The scatter chart above shows that most of the guest who booked the hotel earlier didn’t have or did’t bring their children.

# Show the hotel types and the market segments for each hotel type
ggplot(data = hotel_bookings) +
    geom_bar(mapping = aes(x = hotel, fill = market_segment)) +
    labs(title = "What Hotel Type Mostly Chosen?", subtitle = "Based on Market Segment")

At a glance, City Hotel is the most hotel type chosen by the guest and the Online Travel Agent is the biggest segment in both types of hotel.

Lets see more clearly, More detail about time period

This is useful to target the promotion in the future.

mindate <- min(hotel_bookings$arrival_date_year)
maxdate <- max(hotel_bookings$arrival_date_year)
# Show Market Segmentation based on Hotel Types Chosen.
ggplot(data = hotel_bookings) +
    geom_bar(mapping = aes(x = market_segment)) +
    facet_wrap(~hotel) +
    theme(axis.text.x = element_text(angle = 45)) +
    labs(title = "Market Segmentation Based On Hotel Types",
        caption = paste0("Data From:", " ", mindate, " ", "to", " ", maxdate),
        x = "Market Segment",
        y = "Number of Bookings")

# Show the hotel types and the market segments for each hotel type
ggplot(data = hotel_bookings) +
    geom_bar(mapping = aes(x = hotel)) +
    facet_wrap(~market_segment)

Now we can segment it more clearly. Online Travel Agent is the biggest market segment and City Hotel is the most chosen hotel types.

Lets take a look more deeply, about the spesific timing for the promotion

Need to filtering our data first. Then, plotting filtered data.

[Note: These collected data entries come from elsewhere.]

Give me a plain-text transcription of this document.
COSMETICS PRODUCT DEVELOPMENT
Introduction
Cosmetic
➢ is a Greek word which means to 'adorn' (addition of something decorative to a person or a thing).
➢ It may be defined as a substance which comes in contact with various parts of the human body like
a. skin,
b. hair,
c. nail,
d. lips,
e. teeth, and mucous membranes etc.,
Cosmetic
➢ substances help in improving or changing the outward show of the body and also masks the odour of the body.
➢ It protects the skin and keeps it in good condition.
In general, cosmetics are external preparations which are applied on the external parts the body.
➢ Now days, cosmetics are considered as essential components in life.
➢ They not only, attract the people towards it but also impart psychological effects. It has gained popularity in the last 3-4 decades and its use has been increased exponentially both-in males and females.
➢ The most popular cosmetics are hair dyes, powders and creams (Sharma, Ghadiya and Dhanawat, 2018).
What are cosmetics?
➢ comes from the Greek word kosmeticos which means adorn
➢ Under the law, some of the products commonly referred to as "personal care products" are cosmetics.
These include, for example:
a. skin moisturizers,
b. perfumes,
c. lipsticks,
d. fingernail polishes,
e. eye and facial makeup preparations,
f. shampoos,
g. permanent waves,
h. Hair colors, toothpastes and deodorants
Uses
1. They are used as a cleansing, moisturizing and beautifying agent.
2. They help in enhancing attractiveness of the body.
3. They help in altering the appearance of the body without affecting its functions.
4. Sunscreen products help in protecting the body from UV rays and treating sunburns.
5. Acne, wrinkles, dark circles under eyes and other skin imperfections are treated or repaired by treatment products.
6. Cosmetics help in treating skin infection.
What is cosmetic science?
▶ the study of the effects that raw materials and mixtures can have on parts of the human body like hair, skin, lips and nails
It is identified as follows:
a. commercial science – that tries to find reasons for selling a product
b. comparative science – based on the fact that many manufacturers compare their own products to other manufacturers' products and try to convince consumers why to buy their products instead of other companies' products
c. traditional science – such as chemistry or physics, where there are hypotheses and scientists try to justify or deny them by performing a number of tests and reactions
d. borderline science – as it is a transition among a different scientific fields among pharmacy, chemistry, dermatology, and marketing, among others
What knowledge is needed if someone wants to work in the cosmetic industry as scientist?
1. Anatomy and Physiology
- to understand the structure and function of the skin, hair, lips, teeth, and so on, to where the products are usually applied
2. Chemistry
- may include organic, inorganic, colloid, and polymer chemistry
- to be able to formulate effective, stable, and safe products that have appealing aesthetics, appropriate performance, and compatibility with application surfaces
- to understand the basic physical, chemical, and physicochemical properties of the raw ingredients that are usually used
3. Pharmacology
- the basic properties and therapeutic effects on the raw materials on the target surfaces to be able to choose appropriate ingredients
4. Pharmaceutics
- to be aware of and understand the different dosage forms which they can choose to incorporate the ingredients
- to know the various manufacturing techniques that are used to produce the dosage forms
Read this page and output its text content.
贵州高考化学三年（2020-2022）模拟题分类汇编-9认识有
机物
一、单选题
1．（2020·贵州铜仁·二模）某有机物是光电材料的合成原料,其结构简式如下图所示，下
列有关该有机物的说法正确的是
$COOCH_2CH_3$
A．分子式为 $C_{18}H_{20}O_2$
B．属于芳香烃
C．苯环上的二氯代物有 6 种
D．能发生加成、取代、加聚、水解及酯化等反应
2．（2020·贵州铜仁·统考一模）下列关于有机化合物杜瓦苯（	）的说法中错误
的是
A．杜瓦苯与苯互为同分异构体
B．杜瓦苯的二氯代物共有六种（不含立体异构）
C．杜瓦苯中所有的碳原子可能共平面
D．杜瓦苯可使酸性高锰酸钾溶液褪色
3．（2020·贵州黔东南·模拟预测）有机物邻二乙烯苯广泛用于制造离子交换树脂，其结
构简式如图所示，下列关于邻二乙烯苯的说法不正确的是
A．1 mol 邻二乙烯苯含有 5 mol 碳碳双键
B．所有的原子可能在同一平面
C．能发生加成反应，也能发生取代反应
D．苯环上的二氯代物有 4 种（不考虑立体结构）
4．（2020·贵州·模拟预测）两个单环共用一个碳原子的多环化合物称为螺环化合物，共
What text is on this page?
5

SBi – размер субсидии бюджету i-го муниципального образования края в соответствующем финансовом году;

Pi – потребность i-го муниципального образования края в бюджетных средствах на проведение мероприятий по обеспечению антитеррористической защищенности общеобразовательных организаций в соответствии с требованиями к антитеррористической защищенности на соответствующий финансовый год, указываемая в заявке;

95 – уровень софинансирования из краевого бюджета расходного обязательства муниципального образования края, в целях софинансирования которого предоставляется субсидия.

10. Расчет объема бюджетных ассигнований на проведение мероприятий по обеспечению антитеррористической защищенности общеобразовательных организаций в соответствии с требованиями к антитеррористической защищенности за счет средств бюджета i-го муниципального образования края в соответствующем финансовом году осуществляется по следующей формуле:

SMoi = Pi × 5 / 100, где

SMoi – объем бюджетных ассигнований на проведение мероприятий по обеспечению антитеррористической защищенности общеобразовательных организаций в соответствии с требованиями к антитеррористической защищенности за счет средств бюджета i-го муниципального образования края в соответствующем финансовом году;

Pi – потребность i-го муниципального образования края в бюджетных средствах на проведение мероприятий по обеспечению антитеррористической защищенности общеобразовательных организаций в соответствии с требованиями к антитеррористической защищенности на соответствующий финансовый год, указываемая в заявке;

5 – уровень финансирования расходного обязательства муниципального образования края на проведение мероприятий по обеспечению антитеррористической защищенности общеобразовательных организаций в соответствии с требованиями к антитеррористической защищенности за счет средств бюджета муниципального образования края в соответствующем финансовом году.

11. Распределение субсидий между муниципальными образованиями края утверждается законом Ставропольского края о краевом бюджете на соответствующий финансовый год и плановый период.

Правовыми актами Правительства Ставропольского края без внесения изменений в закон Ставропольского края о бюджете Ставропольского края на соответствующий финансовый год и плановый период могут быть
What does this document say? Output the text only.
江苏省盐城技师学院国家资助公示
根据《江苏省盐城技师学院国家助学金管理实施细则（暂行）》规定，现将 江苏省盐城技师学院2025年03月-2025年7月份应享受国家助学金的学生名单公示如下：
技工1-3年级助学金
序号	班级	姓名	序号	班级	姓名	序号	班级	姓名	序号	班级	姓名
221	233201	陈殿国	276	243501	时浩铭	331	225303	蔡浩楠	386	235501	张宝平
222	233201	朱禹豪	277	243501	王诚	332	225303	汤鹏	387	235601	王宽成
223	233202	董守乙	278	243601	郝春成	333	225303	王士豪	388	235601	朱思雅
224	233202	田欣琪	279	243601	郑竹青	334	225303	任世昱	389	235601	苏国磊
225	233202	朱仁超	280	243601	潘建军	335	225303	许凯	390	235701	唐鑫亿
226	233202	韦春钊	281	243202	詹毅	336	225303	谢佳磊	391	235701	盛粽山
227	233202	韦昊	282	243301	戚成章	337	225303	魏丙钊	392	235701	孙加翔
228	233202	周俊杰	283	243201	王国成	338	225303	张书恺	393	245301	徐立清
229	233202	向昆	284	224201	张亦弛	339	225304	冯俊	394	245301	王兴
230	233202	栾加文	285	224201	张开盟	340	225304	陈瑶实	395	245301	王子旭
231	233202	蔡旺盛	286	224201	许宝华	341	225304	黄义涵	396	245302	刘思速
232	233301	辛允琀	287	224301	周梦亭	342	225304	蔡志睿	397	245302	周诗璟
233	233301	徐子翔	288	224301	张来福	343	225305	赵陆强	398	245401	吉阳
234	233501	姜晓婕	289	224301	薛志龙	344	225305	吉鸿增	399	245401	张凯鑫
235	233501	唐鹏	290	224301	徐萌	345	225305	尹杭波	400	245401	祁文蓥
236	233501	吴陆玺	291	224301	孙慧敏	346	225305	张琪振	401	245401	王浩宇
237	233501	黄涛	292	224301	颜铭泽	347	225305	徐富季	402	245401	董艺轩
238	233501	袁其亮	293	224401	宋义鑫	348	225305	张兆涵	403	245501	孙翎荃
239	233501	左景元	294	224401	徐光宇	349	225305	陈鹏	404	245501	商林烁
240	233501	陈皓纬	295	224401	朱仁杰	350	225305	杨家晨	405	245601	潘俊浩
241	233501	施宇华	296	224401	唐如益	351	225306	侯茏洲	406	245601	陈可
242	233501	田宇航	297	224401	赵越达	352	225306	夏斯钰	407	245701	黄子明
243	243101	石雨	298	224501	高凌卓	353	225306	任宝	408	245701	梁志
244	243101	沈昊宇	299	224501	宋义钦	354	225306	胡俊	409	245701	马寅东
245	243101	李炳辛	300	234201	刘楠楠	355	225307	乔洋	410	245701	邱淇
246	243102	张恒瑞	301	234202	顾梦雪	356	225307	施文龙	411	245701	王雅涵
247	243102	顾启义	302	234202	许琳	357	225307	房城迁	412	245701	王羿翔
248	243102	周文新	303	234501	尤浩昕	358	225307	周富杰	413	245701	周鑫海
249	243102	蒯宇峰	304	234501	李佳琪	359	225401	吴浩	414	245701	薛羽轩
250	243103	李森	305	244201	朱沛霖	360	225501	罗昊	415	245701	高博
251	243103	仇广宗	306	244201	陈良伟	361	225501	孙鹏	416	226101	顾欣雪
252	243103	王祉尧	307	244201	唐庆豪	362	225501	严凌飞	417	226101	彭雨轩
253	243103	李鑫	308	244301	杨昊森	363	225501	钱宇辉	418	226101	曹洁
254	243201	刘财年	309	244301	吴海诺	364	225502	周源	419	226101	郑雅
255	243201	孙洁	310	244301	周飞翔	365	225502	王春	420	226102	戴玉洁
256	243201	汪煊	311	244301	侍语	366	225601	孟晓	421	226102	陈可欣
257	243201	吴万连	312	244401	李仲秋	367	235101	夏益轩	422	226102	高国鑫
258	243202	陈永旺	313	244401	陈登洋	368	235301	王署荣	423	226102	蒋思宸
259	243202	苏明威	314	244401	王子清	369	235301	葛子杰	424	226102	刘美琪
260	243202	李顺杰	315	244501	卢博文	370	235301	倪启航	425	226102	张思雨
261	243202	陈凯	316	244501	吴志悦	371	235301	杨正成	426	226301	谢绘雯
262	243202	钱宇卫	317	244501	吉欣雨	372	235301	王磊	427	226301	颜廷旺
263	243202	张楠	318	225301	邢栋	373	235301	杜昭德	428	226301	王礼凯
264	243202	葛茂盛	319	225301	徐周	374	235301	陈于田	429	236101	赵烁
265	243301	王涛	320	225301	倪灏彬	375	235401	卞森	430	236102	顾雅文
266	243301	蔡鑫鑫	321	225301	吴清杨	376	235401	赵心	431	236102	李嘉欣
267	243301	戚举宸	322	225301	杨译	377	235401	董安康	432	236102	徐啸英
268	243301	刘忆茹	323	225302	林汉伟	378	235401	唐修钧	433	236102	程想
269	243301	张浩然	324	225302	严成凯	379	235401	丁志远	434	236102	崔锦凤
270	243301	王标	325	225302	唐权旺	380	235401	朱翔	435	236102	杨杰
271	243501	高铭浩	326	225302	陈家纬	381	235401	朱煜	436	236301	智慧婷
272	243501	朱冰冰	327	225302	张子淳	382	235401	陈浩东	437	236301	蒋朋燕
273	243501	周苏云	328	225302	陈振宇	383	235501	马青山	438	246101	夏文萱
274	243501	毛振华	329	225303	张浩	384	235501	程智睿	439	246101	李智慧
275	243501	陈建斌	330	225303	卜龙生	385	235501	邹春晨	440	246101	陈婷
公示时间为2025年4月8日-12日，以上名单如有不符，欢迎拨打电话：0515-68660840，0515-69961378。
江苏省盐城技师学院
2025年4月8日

Specify our segment to Online TA.

Create new data frame named onlineta_city_hotels

# Filtering Data to create a data set that only includes the spesific variable, "hotel type" and "market segment"
onlineta_city_hotels <- hotel_bookings %>%
    filter(hotel == "City Hotel") %>%
    filter(market_segment == "Online TA")
View(onlineta_city_hotels)
# Show correlation between booking's lead time with number of children whom guest have.
ggplot(data = onlineta_city_hotels) +
    geom_point(mapping = aes(x = lead_time, y = children, color = children))+
    facet_wrap(~children) +
    labs(title = "Lead Time and Number of Guest's Children")

Above plot reveals that:

Bookings with children tend to have a shorter lead time

Bookings with 3 children have significantly shorter lead time (less than 200 days)

2nd Conclusion:

  • The online segment is the fastest growing segment.
  • Families (guests with children) tend to spent more time at the city hotels than other type of guests.